What’s interesting is when you break down the word to it’s roots – G3641 – oligos and G4102 – pistis. This is where we start to split hairs, which is necessary in word study. Each root word – oligos and pistis are defined as follows:
- G3641 – oligos: of time: short, and of degree or intensity: light, slight
- G4102 – pistis: belief with the predominate idea of trust (or confidence) whether in God or in Christ, springing from faith in the same
The combination of these root words goes into the overall meaning of oligopistos.
Ok professor, what does this say about Peter?
Well, quite a bit.
When we re-read Matthew 14:25-31, we see something interesting. Peter asked Jesus to walk on the water (verse 28), to which Peter stepped out and started walking to Jesus (verse 29)…
STOP — ok, does the “o thou of little faith” apply to the “pistis” part of oligopistos – a LACK of belief with the predominate idea of trust (or confidence) whether in God or in Christ, springing from faith in the same?
NOPE! Peter was walking for a time…and that’s the key! Peter’s “o thou of little faith” did not have anything to do with trust…I mean he (Peter) ASKED Jesus “if it be thou bid…”, so Peter had confidence in the authority of the source – that being Jesus.
It was the “oligos” part of the word – of degree or intensity.
Peter sank because he didn’t have the intensity/duration of faith when he saw the waves around him. It’s like a sprinter trying to run a marathon. Peter’s first part of his run was STRONG – the “pistis”, but his endurance wasn’t up to snuff – the oligos”.
Ok, but what if I’m lacking in the “oligos” part?
I called this “the faith countdown.“ It speaks of father Abraham and how he was promised by God to be a father of many nations, but Abraham had to struggle with a very practical barrier – the fact that he and his wife were old, specifically that…Abraham couldn’t “perform.”
In reading the countdown, you see how Abraham had to work out in his mind that in order for the promise of God to be fulfilled, he had to be “persuaded“ that it was true. In other words, he had to convince himself that the impossible had to be possible, and in doing so, his actions helped him to “rise to the occasion“ and set faith into action, which justified him.
Faith is key, not only in the day-to-day things, but in understanding that God wants us to be His Kids through Jesus Christ – that if we were to say “yes” to His Grace through the atoning work on the Cross, Jesus not only become our Savior & Lord but also becomes our elder brother (Hebrews 2:11-15). Through Jesus, we have the promises of God – all of them – and we are citizens of Heaven, as well as reigning and ruling with Christ in the New Heaven & Earth (2 Corinthians 1:20, Philippians 3:20-21, 2 Timothy 2:12).

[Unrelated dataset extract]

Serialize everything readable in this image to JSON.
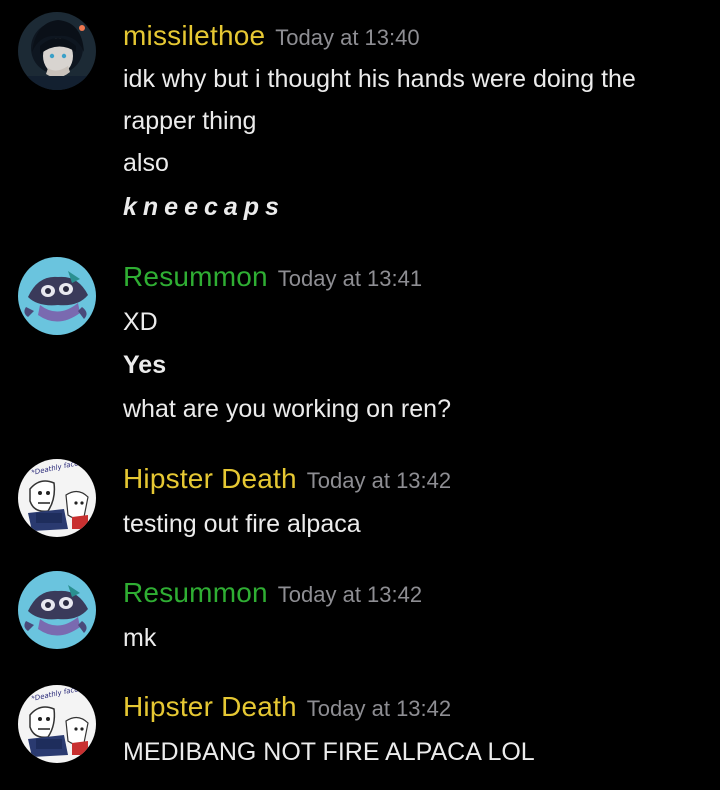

There are two aspects of faith – the trusting of the source, and the duration of that trust. Peter’s faith lacked not in the former, but the latter. Many of us fall within that pit, that when we see things stay bad for a duration of time, we sink, just like Peter. Take care not to fall not only into the waves of “pistis”, but also into the waves of “oligos.”
We must also remember that faith is not an intellectual construct – something we create by gaining information. Faith comes from God as one of the fruit of the Holy Spirit (Galatians 5:22-23). We can’t gain or lose faith, we have simply been given a portion (Romans 12:3), so don’t ask for more as the disciples did (Luke 17:5), because we have more than enough (Matthew 17:20, 20:21, Mark 9:23, 11:23, Luke 17:6). Simply put, you have to “walk-in” the promises and gifts God has given to you.